I have a DH matrix (Denavit-Hartenberg) of a two link manipulator having differential equation of the form:
$$
\begin{bmatrix}
\tau_1 \\ \tau_2
\end{bmatrix}=
\begin{bmatrix}
k_1+k_2\cos\theta_2 & k_3+k_4\cos\theta_2
\\ k_5+k_6\cos\theta_2 & k_7
\end{bmatrix}
\begin{bmatrix}
\ddot{\theta}_1
\\ \ddot{\theta}_2
\end{bmatrix}+
\begin{bmatrix}
k_8\dot{\theta}_2^2 – k_9\dot{\theta}_1\dot{\theta}_2
\\k_{10}\dot{\theta}_1^2
\end{bmatrix}+f(\theta_1,\theta_2)
$$
where $f$ is a nonlinear function. $k_i$ are constants
How can such a nonlinear coupled differential equation be expressed in state space form? How to decouple terms which contain product of both states?

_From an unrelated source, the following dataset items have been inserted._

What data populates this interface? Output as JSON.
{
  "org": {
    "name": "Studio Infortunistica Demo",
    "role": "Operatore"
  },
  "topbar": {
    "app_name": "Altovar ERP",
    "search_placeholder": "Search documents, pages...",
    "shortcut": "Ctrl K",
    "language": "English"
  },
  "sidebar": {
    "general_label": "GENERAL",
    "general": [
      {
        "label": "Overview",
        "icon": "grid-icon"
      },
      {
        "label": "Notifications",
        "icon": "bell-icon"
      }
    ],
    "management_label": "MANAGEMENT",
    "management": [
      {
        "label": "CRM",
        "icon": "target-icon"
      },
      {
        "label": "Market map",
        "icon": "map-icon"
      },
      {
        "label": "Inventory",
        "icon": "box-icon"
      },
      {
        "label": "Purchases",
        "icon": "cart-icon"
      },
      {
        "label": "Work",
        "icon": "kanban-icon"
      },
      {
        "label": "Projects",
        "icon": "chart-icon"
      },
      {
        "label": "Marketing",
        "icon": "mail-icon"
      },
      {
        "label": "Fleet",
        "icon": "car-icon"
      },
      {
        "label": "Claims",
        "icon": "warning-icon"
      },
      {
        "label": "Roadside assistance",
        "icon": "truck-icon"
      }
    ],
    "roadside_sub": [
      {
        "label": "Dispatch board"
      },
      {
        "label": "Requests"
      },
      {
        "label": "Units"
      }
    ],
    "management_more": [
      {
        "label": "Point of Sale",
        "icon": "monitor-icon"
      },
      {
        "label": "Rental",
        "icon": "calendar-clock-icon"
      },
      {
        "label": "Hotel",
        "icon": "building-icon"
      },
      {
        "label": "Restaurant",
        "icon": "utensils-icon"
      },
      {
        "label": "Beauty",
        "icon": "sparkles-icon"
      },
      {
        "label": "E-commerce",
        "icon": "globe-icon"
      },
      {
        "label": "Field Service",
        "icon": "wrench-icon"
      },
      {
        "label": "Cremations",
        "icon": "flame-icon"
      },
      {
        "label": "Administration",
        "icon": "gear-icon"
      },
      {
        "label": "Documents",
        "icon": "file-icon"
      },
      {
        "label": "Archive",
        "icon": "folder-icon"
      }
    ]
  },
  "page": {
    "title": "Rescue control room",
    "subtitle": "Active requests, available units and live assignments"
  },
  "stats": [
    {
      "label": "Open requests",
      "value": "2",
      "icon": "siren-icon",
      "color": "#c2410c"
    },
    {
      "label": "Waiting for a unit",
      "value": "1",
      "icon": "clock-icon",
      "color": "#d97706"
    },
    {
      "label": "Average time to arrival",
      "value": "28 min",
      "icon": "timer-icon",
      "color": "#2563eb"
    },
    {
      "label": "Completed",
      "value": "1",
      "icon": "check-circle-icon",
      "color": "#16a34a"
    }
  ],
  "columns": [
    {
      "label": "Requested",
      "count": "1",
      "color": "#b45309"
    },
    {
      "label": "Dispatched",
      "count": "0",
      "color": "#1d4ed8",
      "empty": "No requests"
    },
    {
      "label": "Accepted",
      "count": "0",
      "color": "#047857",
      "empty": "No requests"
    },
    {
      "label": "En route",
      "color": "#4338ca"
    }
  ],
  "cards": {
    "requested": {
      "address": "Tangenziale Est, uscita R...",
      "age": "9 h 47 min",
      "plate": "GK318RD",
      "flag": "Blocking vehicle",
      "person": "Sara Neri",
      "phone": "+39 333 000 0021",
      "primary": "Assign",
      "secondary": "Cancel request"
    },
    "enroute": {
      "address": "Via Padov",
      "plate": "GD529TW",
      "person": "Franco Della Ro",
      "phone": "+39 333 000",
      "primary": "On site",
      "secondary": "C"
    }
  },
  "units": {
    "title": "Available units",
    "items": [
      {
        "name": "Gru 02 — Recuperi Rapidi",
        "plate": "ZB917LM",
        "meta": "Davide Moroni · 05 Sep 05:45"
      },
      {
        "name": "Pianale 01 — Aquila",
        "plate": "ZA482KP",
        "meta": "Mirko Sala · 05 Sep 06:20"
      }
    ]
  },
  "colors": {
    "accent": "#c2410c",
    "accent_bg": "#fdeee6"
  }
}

Edit : I want to design a state observer for this, so wanted it to be represented in state space form.
Best Answer
You have an equation of the form $$ r=M(θ)\ddot θ+b(θ,\dot θ) $$ Introduce $\omega = \dot θ$ to find the first order system $$ \begin{bmatrix}\dot θ\\\dot ω\end{bmatrix} = \begin{bmatrix}ω\\M(θ)^{-1}(r-b(θ,ω))\end{bmatrix} $$ provided the matrix $M(θ)$ is invertible.